The neural network is easier to work with, since it allows all kinds of images to be tested for their visual response. The resulting knowledge of which stimuli optimally stimulate different types of neurons could be surprising as well as enlightening, because it drives our understanding of how information is processed in the brain to provide visual sensations.

Researcher Andreas Tolias comments, “Experimenting with these networks revealed some aspects of vision we didn't expect. For instance, we found that the optimal stimulus for some neurons in the early stages of processing in the neocortex were checkerboards, or sharp corners as opposed to simple edges which is what we would have expected according to the current dogma in the field.”

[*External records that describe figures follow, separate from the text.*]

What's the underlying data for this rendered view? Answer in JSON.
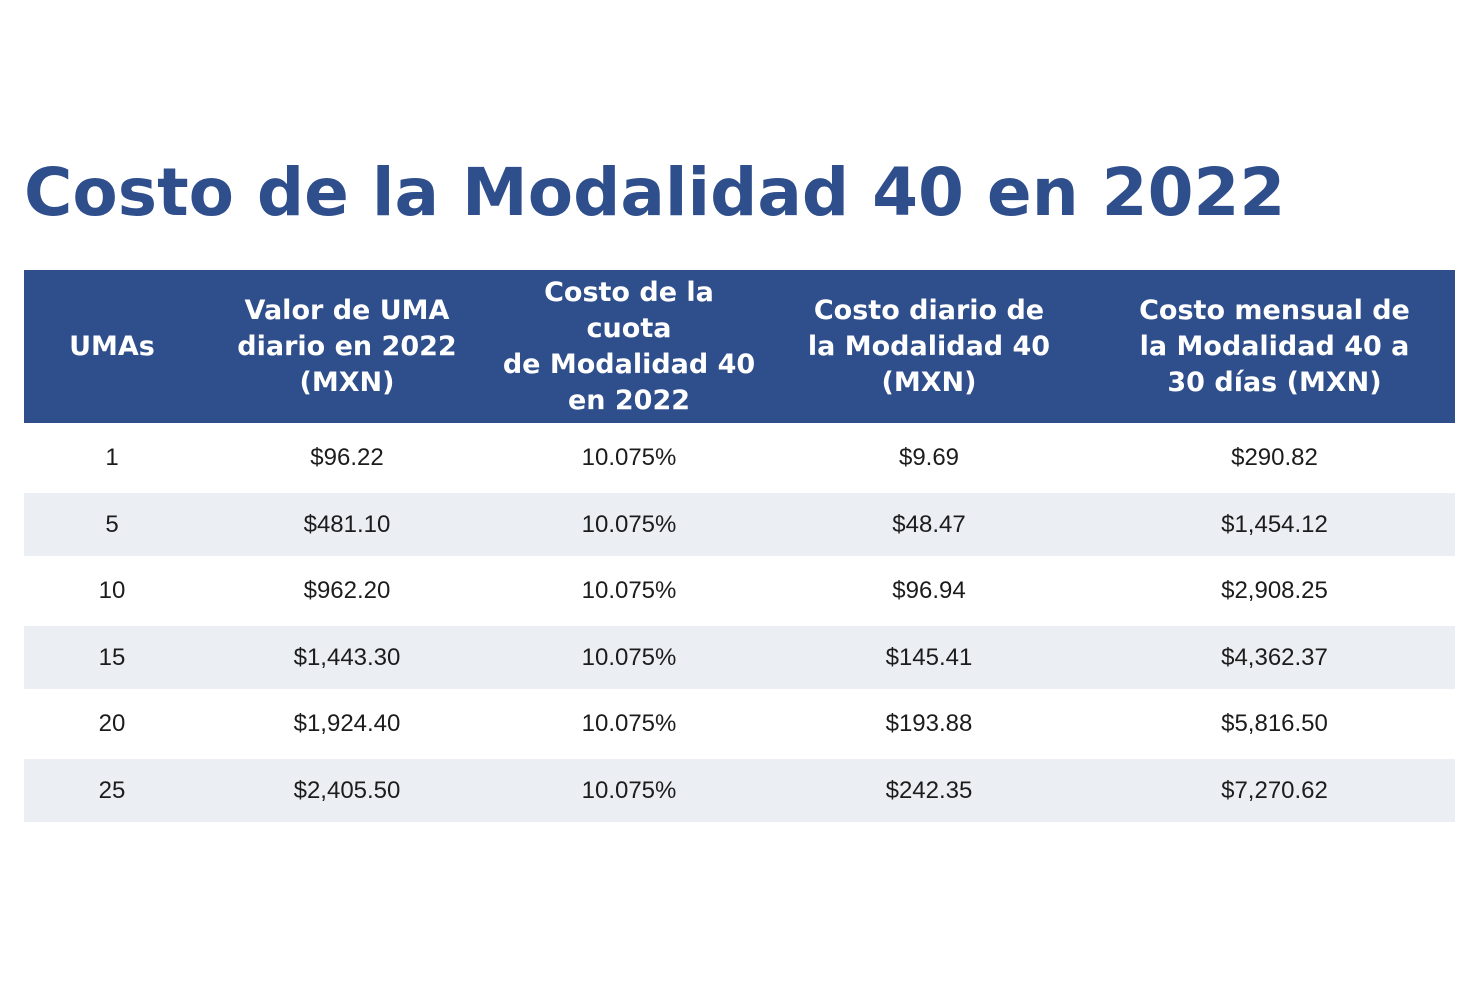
{
  "title": "Costo de la Modalidad 40 en 2022",
  "colors": {
    "title": "#2f4e8c",
    "header_bg": "#2f4e8c",
    "header_text": "#ffffff",
    "stripe": "#ebeff4"
  },
  "table": {
    "headers": [
      [
        "UMAs"
      ],
      [
        "Valor de UMA",
        "diario en 2022",
        "(MXN)"
      ],
      [
        "Costo de la cuota",
        "de Modalidad 40",
        "en 2022"
      ],
      [
        "Costo diario de",
        "la Modalidad 40",
        "(MXN)"
      ],
      [
        "Costo mensual de",
        "la Modalidad 40 a",
        "30 días (MXN)"
      ]
    ],
    "rows": [
      [
        "1",
        "$96.22",
        "10.075%",
        "$9.69",
        "$290.82"
      ],
      [
        "5",
        "$481.10",
        "10.075%",
        "$48.47",
        "$1,454.12"
      ],
      [
        "10",
        "$962.20",
        "10.075%",
        "$96.94",
        "$2,908.25"
      ],
      [
        "15",
        "$1,443.30",
        "10.075%",
        "$145.41",
        "$4,362.37"
      ],
      [
        "20",
        "$1,924.40",
        "10.075%",
        "$193.88",
        "$5,816.50"
      ],
      [
        "25",
        "$2,405.50",
        "10.075%",
        "$242.35",
        "$7,270.62"
      ]
    ]
  }
}
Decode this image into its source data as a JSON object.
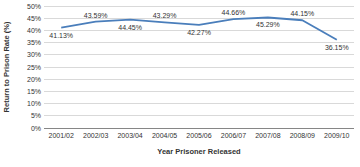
{
  "chart_data": {
    "type": "line",
    "x_label": "Year Prisoner Released",
    "y_label": "Return to Prison Rate (%)",
    "categories": [
      "2001/02",
      "2002/03",
      "2003/04",
      "2004/05",
      "2005/06",
      "2006/07",
      "2007/08",
      "2008/09",
      "2009/10"
    ],
    "values": [
      41.13,
      43.59,
      44.45,
      43.29,
      42.27,
      44.66,
      45.29,
      44.15,
      36.15
    ],
    "value_labels": [
      "41.13%",
      "43.59%",
      "44.45%",
      "43.29%",
      "42.27%",
      "44.66%",
      "45.29%",
      "44.15%",
      "36.15%"
    ],
    "color": "#4a7ebb",
    "ylim": [
      0,
      50
    ],
    "yticks": [
      {
        "value": 0,
        "label": "0%"
      },
      {
        "value": 5,
        "label": "5%"
      },
      {
        "value": 10,
        "label": "10%"
      },
      {
        "value": 15,
        "label": "15%"
      },
      {
        "value": 20,
        "label": "20%"
      },
      {
        "value": 25,
        "label": "25%"
      },
      {
        "value": 30,
        "label": "30%"
      },
      {
        "value": 35,
        "label": "35%"
      },
      {
        "value": 40,
        "label": "40%"
      },
      {
        "value": 45,
        "label": "45%"
      },
      {
        "value": 50,
        "label": "50%"
      }
    ],
    "grid": true,
    "data_labels": true
  }
}
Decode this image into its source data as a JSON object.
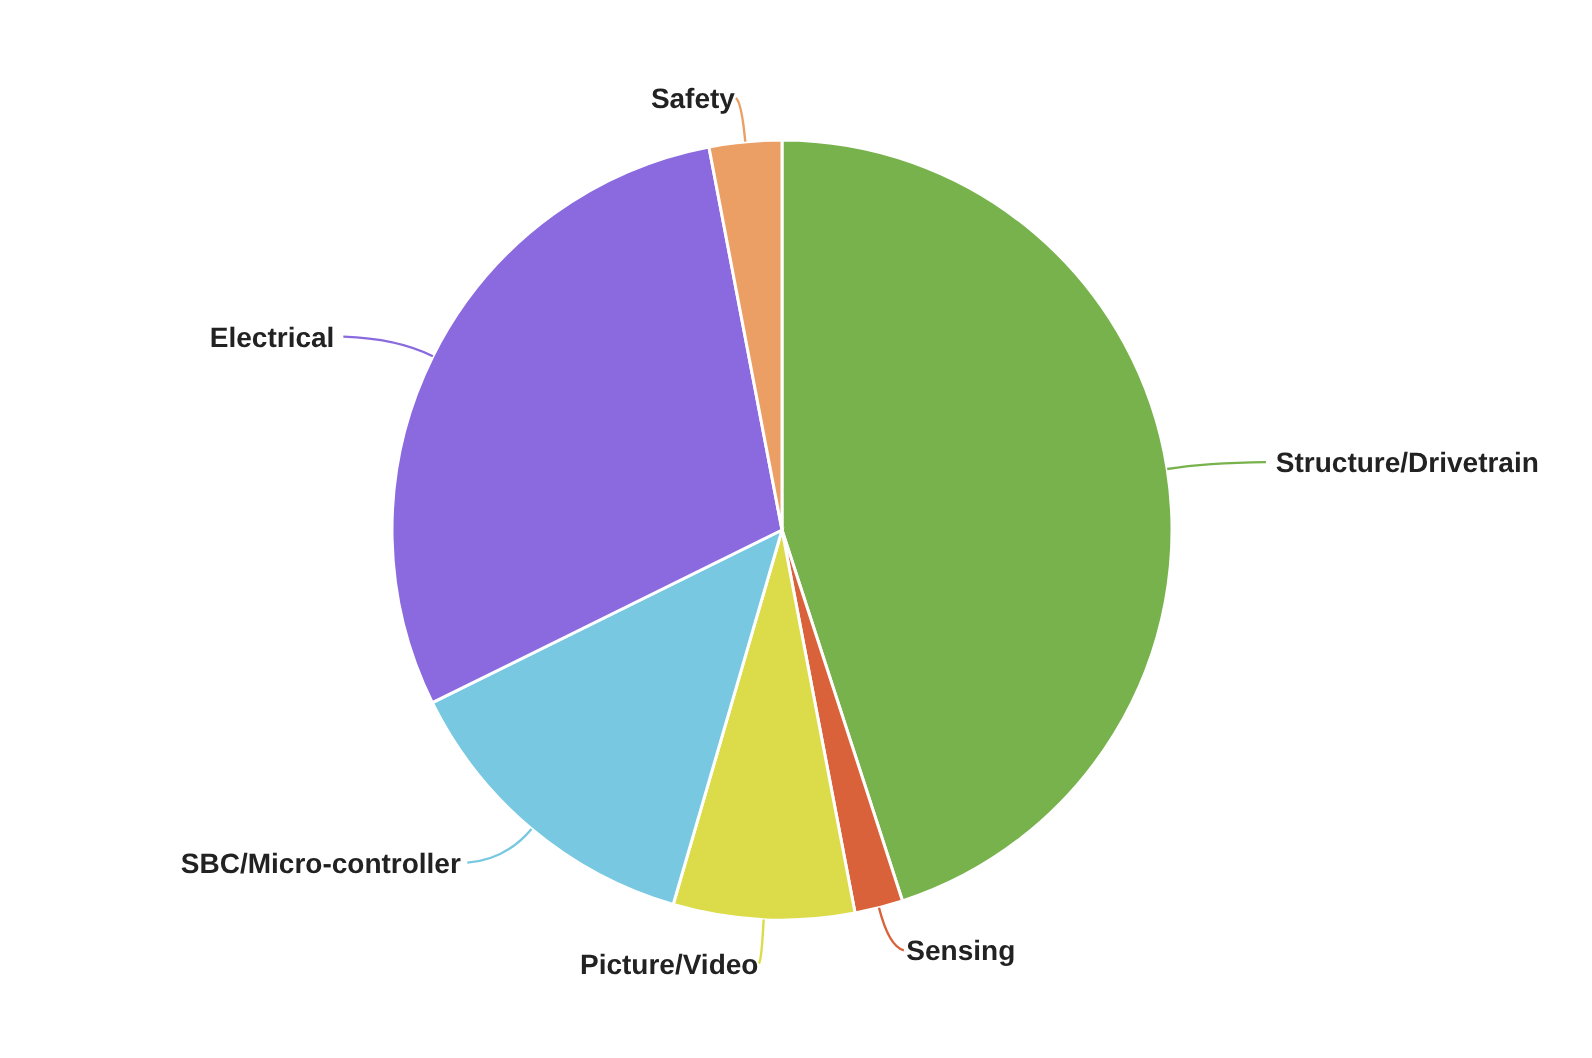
{
  "chart_data": {
    "type": "pie",
    "categories": [
      "Structure/Drivetrain",
      "Sensing",
      "Picture/Video",
      "SBC/Micro-controller",
      "Electrical",
      "Safety"
    ],
    "values": [
      45,
      2,
      7.5,
      13.2,
      29.3,
      3
    ],
    "colors": [
      "#77b24c",
      "#d9623a",
      "#dcdc4a",
      "#78c8e2",
      "#8a6ade",
      "#eb9f65"
    ],
    "legend": false
  }
}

For instance, in an area of the mouse brain called the primary visual cortex V1, the MEI had complex characteristics often seen in nature but not in keeping with the images commonly accepted as being ‘liked’ by V1. When the newly acquired data was used to build a designer image, which was presented to the living neurons, the responses showed a markedly greater degree of excitation than with the control images.

Implications

Moreover, inception loop methodology need not be confined to visual processing in one part of the brain alone. Instead, says Fabian Sinz, “we think that this framework of fitting highly accurate artificial neural networks, performing computational experiments on them, and verifying the resulting predictions in physiological experiments can be used to investigate how neurons represent information throughout the brain. This will eventually give us a better idea of how the complex neurophysiological processes in the brain allow us to see.”